Students will be assessed on their knowledge and understanding of the key period. They will be assessed through exam style questions. This assessment focuses on their historical skills such as analysing sources and finding inferences. They will also need to evaluate sources and judge their usefulness. Students will also need to analyse interpretations and form judgements on them.

 

Year 11 Autumn

What are we learning?
What Knowledge, Understanding and Skills will we gain?
What will excellence look like?
How will these be assessed?

Weimar and Nazi Germany 1918-1939

Students will start investigating the period after the First World War in Germany. They will start looking at the Treaty of Versailles and its effects on Germany. They will gain an understanding of the creation of the Weimar Republic and its challenges and how these challenges influenced Hitler in the creation of the Nazi Party. Students will investigate the impact of the Nazi Party on German society.

Students analyse and evaluate contemporary sources and later interpretations. They demonstrate the knowledge that interpretations are based on evidence from their period of study. A  range of evidence is used effectively to reach sophisticated conclusions.

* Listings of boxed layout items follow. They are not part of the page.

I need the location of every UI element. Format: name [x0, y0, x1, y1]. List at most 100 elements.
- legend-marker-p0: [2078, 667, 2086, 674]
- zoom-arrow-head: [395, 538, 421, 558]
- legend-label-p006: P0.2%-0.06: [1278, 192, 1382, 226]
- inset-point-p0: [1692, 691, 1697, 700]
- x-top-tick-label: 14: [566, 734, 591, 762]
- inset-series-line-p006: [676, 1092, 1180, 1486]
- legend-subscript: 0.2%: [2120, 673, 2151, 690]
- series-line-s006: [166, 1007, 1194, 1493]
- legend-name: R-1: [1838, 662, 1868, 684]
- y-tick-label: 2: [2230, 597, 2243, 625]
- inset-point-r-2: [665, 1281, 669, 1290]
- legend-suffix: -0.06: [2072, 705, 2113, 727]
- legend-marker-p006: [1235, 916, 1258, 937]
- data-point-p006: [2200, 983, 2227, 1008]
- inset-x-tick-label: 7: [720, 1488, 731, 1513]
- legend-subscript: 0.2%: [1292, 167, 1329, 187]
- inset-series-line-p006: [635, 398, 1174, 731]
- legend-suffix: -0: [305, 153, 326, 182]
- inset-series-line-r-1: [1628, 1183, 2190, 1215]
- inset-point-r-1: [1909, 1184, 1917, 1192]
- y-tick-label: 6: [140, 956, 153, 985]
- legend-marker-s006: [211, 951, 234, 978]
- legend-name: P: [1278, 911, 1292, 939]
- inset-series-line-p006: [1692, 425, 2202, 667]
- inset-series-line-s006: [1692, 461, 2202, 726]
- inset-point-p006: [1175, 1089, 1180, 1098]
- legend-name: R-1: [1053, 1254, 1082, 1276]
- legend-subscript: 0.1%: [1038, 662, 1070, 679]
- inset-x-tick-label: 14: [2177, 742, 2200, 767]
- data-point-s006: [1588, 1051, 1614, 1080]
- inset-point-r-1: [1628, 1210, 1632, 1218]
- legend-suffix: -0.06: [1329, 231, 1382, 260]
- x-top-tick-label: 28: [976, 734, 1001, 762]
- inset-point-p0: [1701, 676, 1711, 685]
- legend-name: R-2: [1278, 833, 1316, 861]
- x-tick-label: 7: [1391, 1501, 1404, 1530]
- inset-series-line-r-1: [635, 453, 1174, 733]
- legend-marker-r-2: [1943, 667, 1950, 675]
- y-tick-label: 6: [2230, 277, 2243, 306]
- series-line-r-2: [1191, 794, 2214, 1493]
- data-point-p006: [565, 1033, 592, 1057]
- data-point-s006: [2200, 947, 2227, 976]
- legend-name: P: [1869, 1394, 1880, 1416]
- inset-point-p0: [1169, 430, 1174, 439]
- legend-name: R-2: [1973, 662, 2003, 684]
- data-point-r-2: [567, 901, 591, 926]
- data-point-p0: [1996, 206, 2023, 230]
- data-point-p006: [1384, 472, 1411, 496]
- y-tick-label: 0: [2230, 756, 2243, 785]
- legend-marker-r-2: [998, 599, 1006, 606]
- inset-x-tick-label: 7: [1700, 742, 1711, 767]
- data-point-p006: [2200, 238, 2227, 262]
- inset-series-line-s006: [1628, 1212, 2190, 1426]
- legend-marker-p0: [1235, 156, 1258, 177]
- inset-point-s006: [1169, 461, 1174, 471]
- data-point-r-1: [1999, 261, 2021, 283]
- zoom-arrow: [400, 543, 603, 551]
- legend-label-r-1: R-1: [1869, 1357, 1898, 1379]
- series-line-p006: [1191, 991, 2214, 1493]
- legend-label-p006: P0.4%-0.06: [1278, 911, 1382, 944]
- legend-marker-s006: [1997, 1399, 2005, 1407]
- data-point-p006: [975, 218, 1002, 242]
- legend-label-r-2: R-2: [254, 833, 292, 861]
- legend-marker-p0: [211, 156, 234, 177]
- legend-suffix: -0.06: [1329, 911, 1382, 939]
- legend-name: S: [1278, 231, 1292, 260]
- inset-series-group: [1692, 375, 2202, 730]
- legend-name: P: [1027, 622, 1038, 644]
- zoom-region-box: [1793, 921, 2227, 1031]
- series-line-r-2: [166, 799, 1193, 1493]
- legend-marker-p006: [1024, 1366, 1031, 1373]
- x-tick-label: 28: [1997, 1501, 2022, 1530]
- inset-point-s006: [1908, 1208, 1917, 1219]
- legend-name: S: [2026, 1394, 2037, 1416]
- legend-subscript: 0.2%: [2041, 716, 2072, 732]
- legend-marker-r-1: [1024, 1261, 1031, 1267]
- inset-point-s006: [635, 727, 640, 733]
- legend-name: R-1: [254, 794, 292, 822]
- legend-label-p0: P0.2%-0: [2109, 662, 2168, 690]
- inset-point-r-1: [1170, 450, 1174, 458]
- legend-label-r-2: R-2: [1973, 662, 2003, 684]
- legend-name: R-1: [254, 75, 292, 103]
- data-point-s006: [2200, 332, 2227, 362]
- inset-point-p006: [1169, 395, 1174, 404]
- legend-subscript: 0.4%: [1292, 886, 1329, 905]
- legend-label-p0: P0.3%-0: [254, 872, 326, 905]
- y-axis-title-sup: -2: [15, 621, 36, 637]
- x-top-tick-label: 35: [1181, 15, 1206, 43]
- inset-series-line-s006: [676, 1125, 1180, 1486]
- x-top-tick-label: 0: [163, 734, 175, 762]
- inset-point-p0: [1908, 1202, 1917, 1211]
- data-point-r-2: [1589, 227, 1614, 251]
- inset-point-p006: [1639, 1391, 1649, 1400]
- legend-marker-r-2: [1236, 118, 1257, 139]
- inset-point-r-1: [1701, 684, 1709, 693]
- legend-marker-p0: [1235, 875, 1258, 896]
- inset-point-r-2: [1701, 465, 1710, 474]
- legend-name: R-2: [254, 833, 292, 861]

Students will be assessed on their knowledge and understanding of the studied period. They will be assessed on historical skills such as using sources and interpretations through exam-style questions.

Year 11 Spring

What are we learning?
What Knowledge, Understanding and Skills will we gain?
What will excellence look like?
How will these be assessed?

Revision of all units

Exam skills will focus on individual needs of students with regular practice of exam papers and exam style questions.

Students will be taught exam techniques, sentence starters, words and phrases that examiners tend to test, as well as revise useful acronyms and keywords of the exam questions.

Students will actively participate in lessons and complete different types of exam questions. Students will attend regular intervention and revision sessions. Students will review a range of exam questions and examiners comments to develop their understanding of what is expected from them.  They will increase the accuracy and variety of their work and know how to attain marks in exams.  

Students will be assessed on their knowledge and understanding through exam-style questions.